The allocation could be increased or decreased, depending on precipitation received this winter. The Department of Water Resources, which operates the project, will make monthly announcements about the supply situation.

During the 2015 season, the state delivered 20 percent of contracted amounts to agricultural contractors.

Despite early season storms this fall, levels of reservoirs that serve the project remain at historic lows.

Lake Oroville, for example, is nearing a record low of 882,000 acre-feet set in September 1977. Oroville supplies water to nearly 1 million acres of irrigated farmland, including rice ground, in Northern California.

An acre-foot, about 326,000 gallons, can meet the annual water needs of one two two families, according to Water Education Foundation.

Shasta Lake, the state’s and federal Central Valley Project’s largest reservoir, stands at 29 percent of its 4.5 million acre-foot capacity.

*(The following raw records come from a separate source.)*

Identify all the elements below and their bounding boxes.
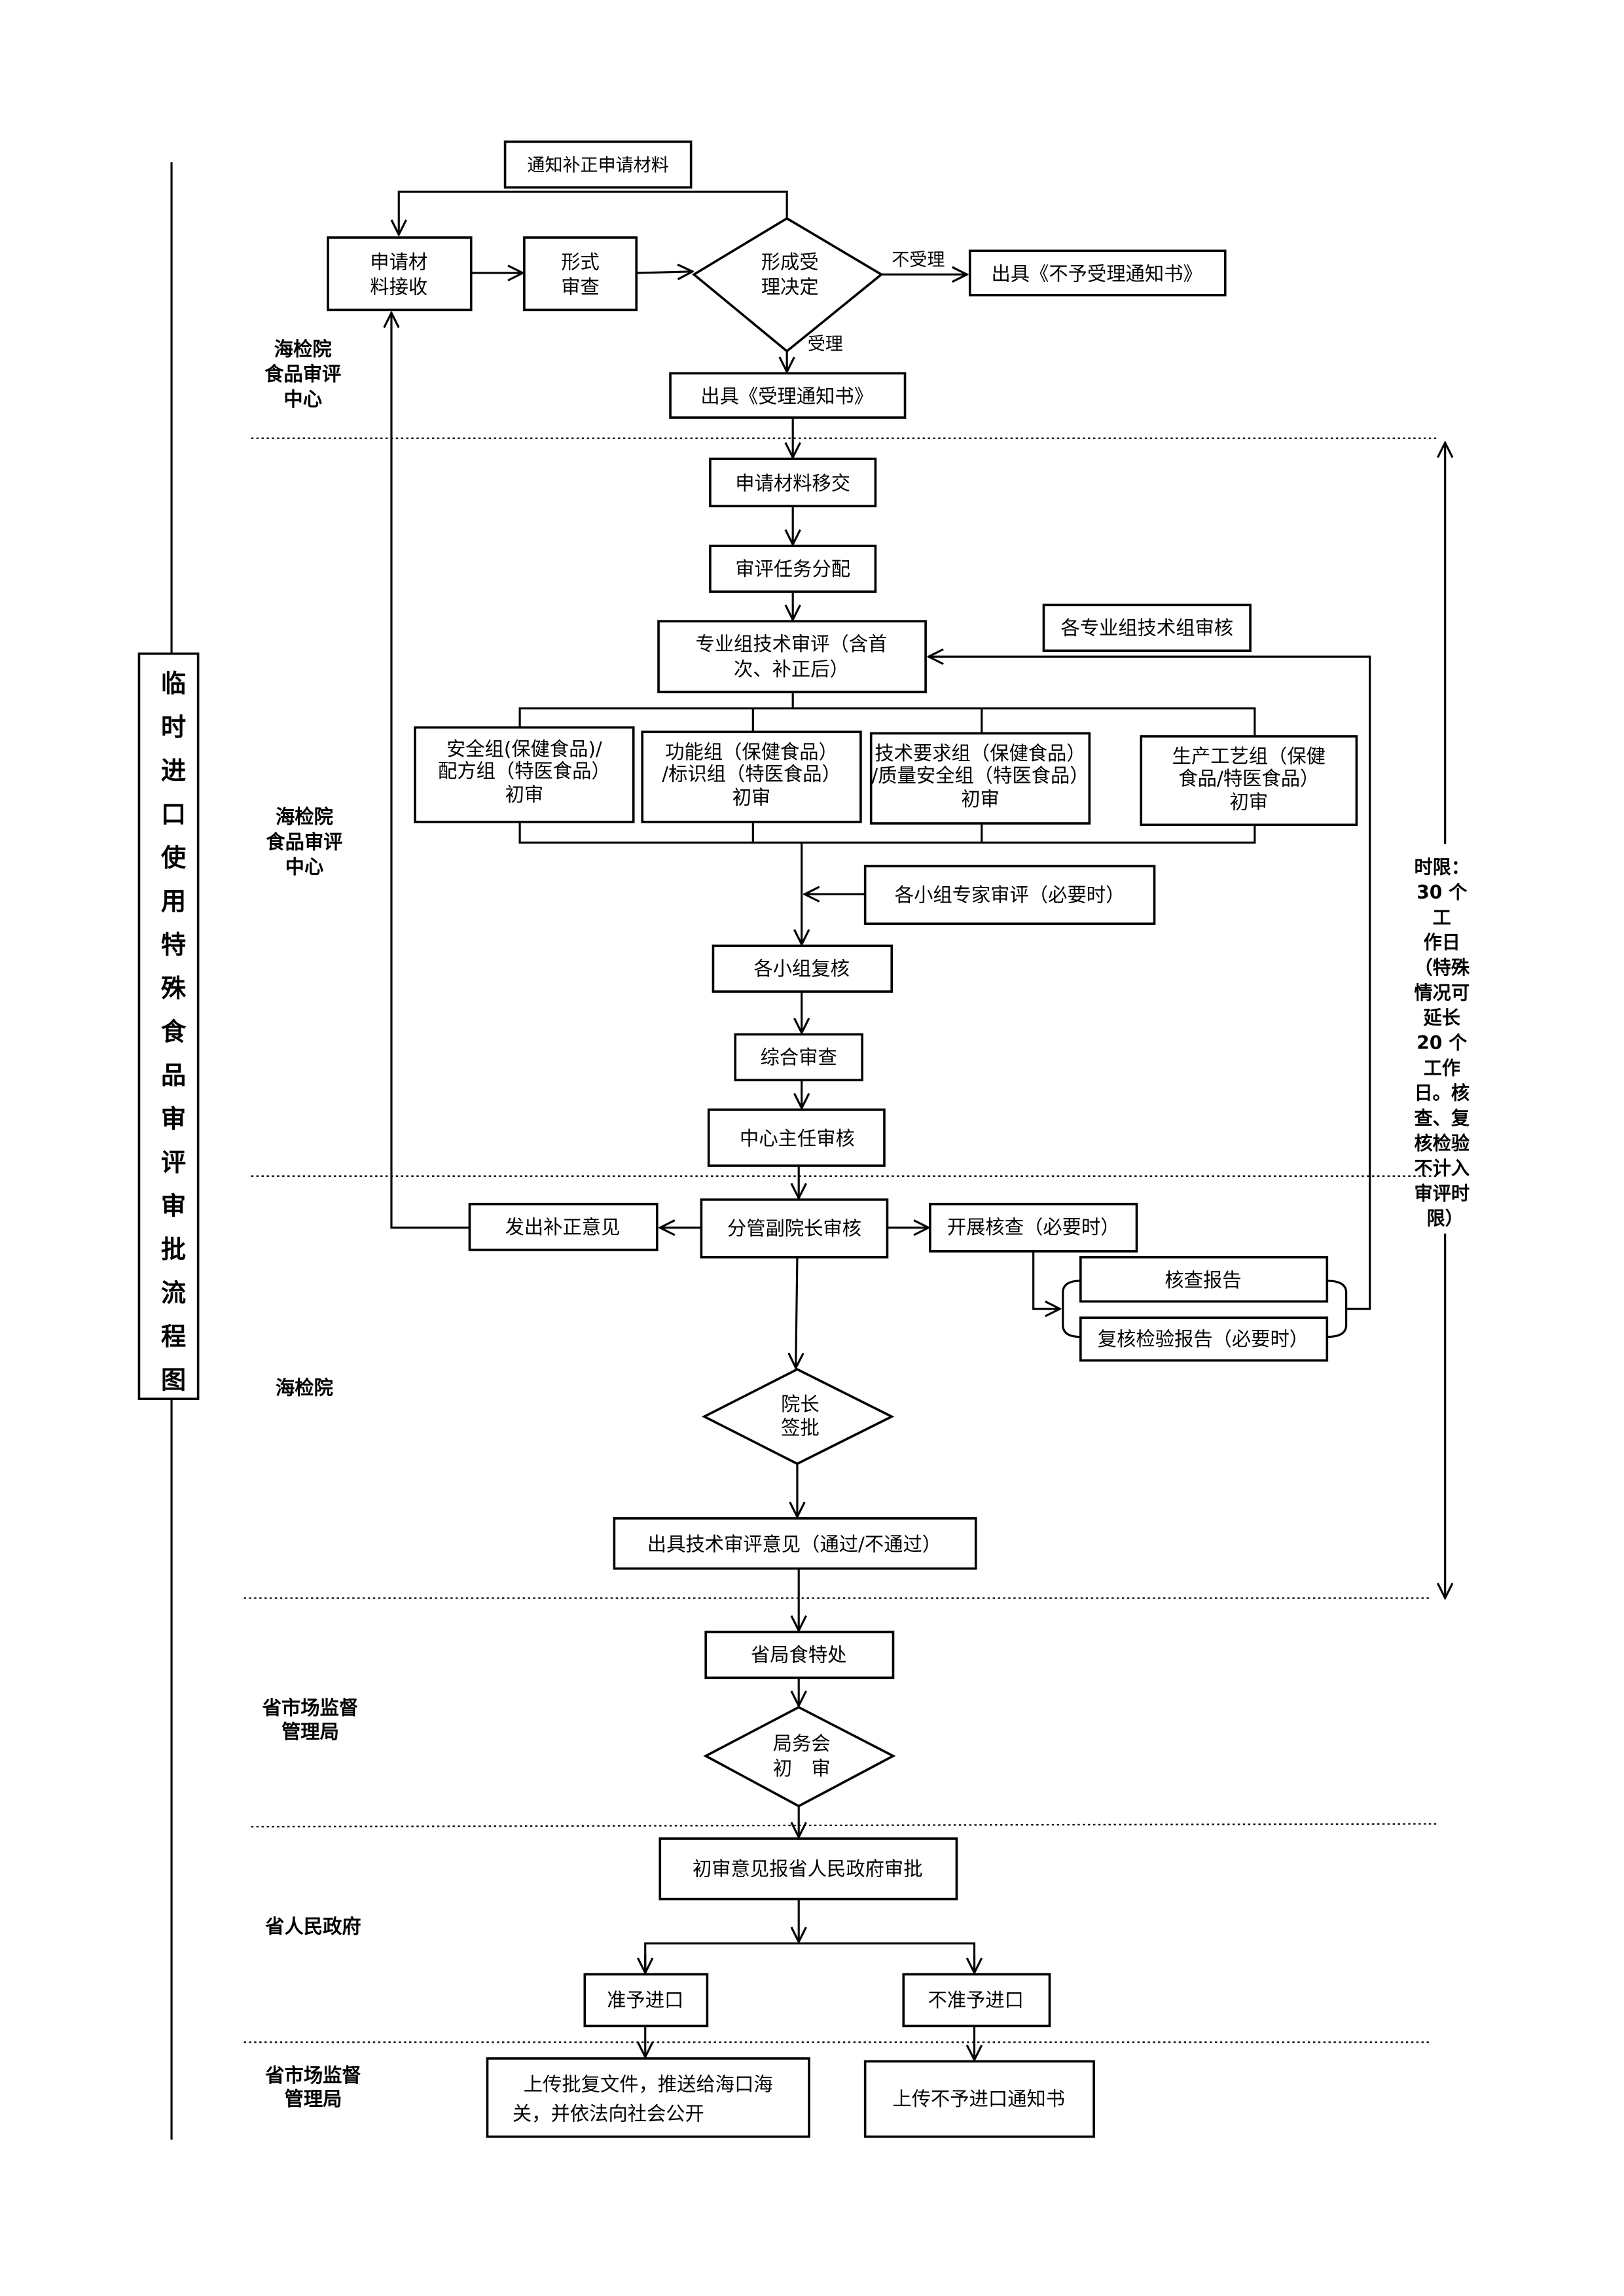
- bracket: [1062, 1280, 1081, 1338]
- connector: [796, 1257, 797, 1368]
- bus: [518, 821, 1256, 844]
- connector: [1032, 1251, 1060, 1309]
- bracket: [1327, 1280, 1348, 1338]
- accept-label: 受理: [808, 334, 843, 354]
- node-inspection-report: 核查报告: [1079, 1256, 1329, 1303]
- node-provincial-office: 省局食特处: [704, 1630, 895, 1679]
- svg-text:形式审查: 形式审查: [561, 251, 600, 298]
- reject-label: 不受理: [892, 250, 945, 270]
- connector: [399, 190, 788, 234]
- svg-text:各专业组技术组审核: 各专业组技术组审核: [1060, 617, 1233, 639]
- node-issue-supplement: 发出补正意见: [468, 1202, 659, 1251]
- svg-text:开展核查（必要时）: 开展核查（必要时）: [947, 1216, 1120, 1238]
- svg-text:初审意见报省人民政府审批: 初审意见报省人民政府审批: [693, 1857, 923, 1880]
- bus: [644, 1942, 976, 1973]
- svg-text:准予进口: 准予进口: [607, 1989, 683, 2011]
- section-label: 海检院食品审评中心: [264, 338, 341, 410]
- node-formal-review: 形式审查: [523, 236, 638, 312]
- node-reject-notice: 出具《不予受理通知书》: [968, 249, 1227, 296]
- node-president-sign: 院长签批: [701, 1368, 895, 1465]
- diagram-title: 临时进口使用特殊食品审评审批流程图: [157, 670, 187, 1410]
- section-label: 海检院: [276, 1377, 333, 1399]
- node-group-review-check: 各专业组技术组审核: [1042, 603, 1252, 653]
- svg-text:申请材料移交: 申请材料移交: [735, 472, 850, 494]
- section-label: 省市场监督管理局: [265, 2064, 361, 2110]
- connector: [391, 313, 470, 1229]
- svg-text:审评任务分配: 审评任务分配: [735, 558, 850, 580]
- svg-text:各小组专家审评（必要时）: 各小组专家审评（必要时）: [895, 884, 1125, 906]
- node-group-safety: 安全组(保健食品)/配方组（特医食品）初审: [414, 726, 635, 823]
- connector: [929, 656, 1371, 1310]
- node-bureau-meeting: 局务会初 审: [703, 1706, 896, 1808]
- node-decision: 形成受理决定: [692, 217, 884, 353]
- node-transfer: 申请材料移交: [709, 457, 877, 508]
- node-group-function: 功能组（保健食品）/标识组（特医食品）初审: [641, 730, 862, 823]
- svg-text:综合审查: 综合审查: [761, 1046, 837, 1068]
- node-group-technical: 技术要求组（保健食品）/质量安全组（特医食品）初审: [869, 732, 1091, 825]
- connector: [636, 272, 693, 273]
- svg-text:安全组(保健食品)/配方组（特医食品）初审: 安全组(保健食品)/配方组（特医食品）初审: [438, 738, 611, 806]
- node-accept-notice: 出具《受理通知书》: [669, 372, 907, 419]
- node-retest-report: 复核检验报告（必要时）: [1079, 1316, 1329, 1362]
- svg-text:发出补正意见: 发出补正意见: [505, 1216, 621, 1238]
- svg-text:功能组（保健食品）/标识组（特医食品）初审: 功能组（保健食品）/标识组（特医食品）初审: [662, 741, 841, 809]
- section-label: 海检院食品审评中心: [266, 806, 342, 878]
- svg-text:局务会初 审: 局务会初 审: [773, 1732, 831, 1780]
- section-label: 省市场监督管理局: [262, 1697, 358, 1743]
- node-tech-review: 专业组技术审评（含首次、补正后）: [657, 620, 927, 694]
- node-expert-review: 各小组专家审评（必要时）: [863, 865, 1156, 925]
- svg-text:核查报告: 核查报告: [1164, 1269, 1241, 1291]
- svg-text:上传不予进口通知书: 上传不予进口通知书: [892, 2088, 1065, 2110]
- bus: [518, 707, 1256, 736]
- svg-text:出具《不予受理通知书》: 出具《不予受理通知书》: [991, 262, 1202, 285]
- svg-text:出具技术审评意见（通过/不通过）: 出具技术审评意见（通过/不通过）: [647, 1533, 941, 1555]
- svg-text:形成受理决定: 形成受理决定: [761, 251, 819, 298]
- svg-text:生产工艺组（保健食品/特医食品）初审: 生产工艺组（保健食品/特医食品）初审: [1172, 745, 1326, 814]
- svg-text:上传批复文件，推送给海口海关，并依法向社会公开: 上传批复文件，推送给海口海关，并依法向社会公开: [513, 2073, 773, 2125]
- node-notify-supplement: 通知补正申请材料: [503, 140, 693, 189]
- svg-text:出具《受理通知书》: 出具《受理通知书》: [700, 385, 873, 407]
- node-deny: 不准予进口: [902, 1973, 1051, 2028]
- section-label: 省人民政府: [265, 1915, 361, 1937]
- title-box: [137, 652, 200, 1401]
- node-report-gov: 初审意见报省人民政府审批: [659, 1837, 958, 1901]
- node-approve: 准予进口: [583, 1973, 709, 2028]
- time-limit-text: 时限： 30 个 工 作日 （特殊 情况可 延长 20 个 工作 日。核 查、复…: [1415, 857, 1476, 1230]
- node-group-production: 生产工艺组（保健食品/特医食品）初审: [1140, 735, 1358, 827]
- svg-text:复核检验报告（必要时）: 复核检验报告（必要时）: [1098, 1328, 1308, 1350]
- svg-text:分管副院长审核: 分管副院长审核: [727, 1217, 861, 1240]
- node-assign: 审评任务分配: [709, 545, 877, 593]
- node-tech-opinion: 出具技术审评意见（通过/不通过）: [613, 1517, 977, 1570]
- svg-text:院长签批: 院长签批: [781, 1393, 820, 1439]
- node-group-recheck: 各小组复核: [712, 944, 893, 993]
- svg-text:通知补正申请材料: 通知补正申请材料: [527, 156, 668, 176]
- svg-text:申请材料接收: 申请材料接收: [370, 251, 427, 298]
- node-upload-deny: 上传不予进口通知书: [863, 2060, 1095, 2138]
- node-inspection: 开展核查（必要时）: [929, 1202, 1138, 1253]
- node-upload-approval: 上传批复文件，推送给海口海关，并依法向社会公开: [486, 2057, 810, 2138]
- node-comprehensive: 综合审查: [734, 1033, 863, 1082]
- svg-text:省局食特处: 省局食特处: [751, 1644, 846, 1666]
- separator: [251, 1823, 1439, 1828]
- node-director-review: 中心主任审核: [707, 1108, 886, 1167]
- svg-text:不准予进口: 不准予进口: [928, 1989, 1024, 2011]
- svg-text:各小组复核: 各小组复核: [753, 958, 849, 980]
- svg-text:中心主任审核: 中心主任审核: [740, 1127, 855, 1149]
- svg-text:专业组技术审评（含首次、补正后）: 专业组技术审评（含首次、补正后）: [695, 633, 887, 680]
- node-vp-review: 分管副院长审核: [700, 1198, 889, 1259]
- svg-text:技术要求组（保健食品）/质量安全组（特医食品）初审: 技术要求组（保健食品）/质量安全组（特医食品）初审: [871, 742, 1089, 810]
- node-receive: 申请材料接收: [327, 236, 473, 312]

And San Luis Reservoir, located south of the Sacramento-San Joaquin River Delta, is at 19 percent of its 2 million acre-foot capacity.

Because of the drought, Gov. Jerry Brown said the state’s urban water users will be required to continue to reduce water use by an average of 25 percent in 2016. He imposed those restrictions in May.

Although 25 percent is an average, several regions of the state were required to conserve more because their baseline use was significantly more than what the state thought they should be using. Those regions were required to cut use by up to 37 percent of their 2013 baseline use.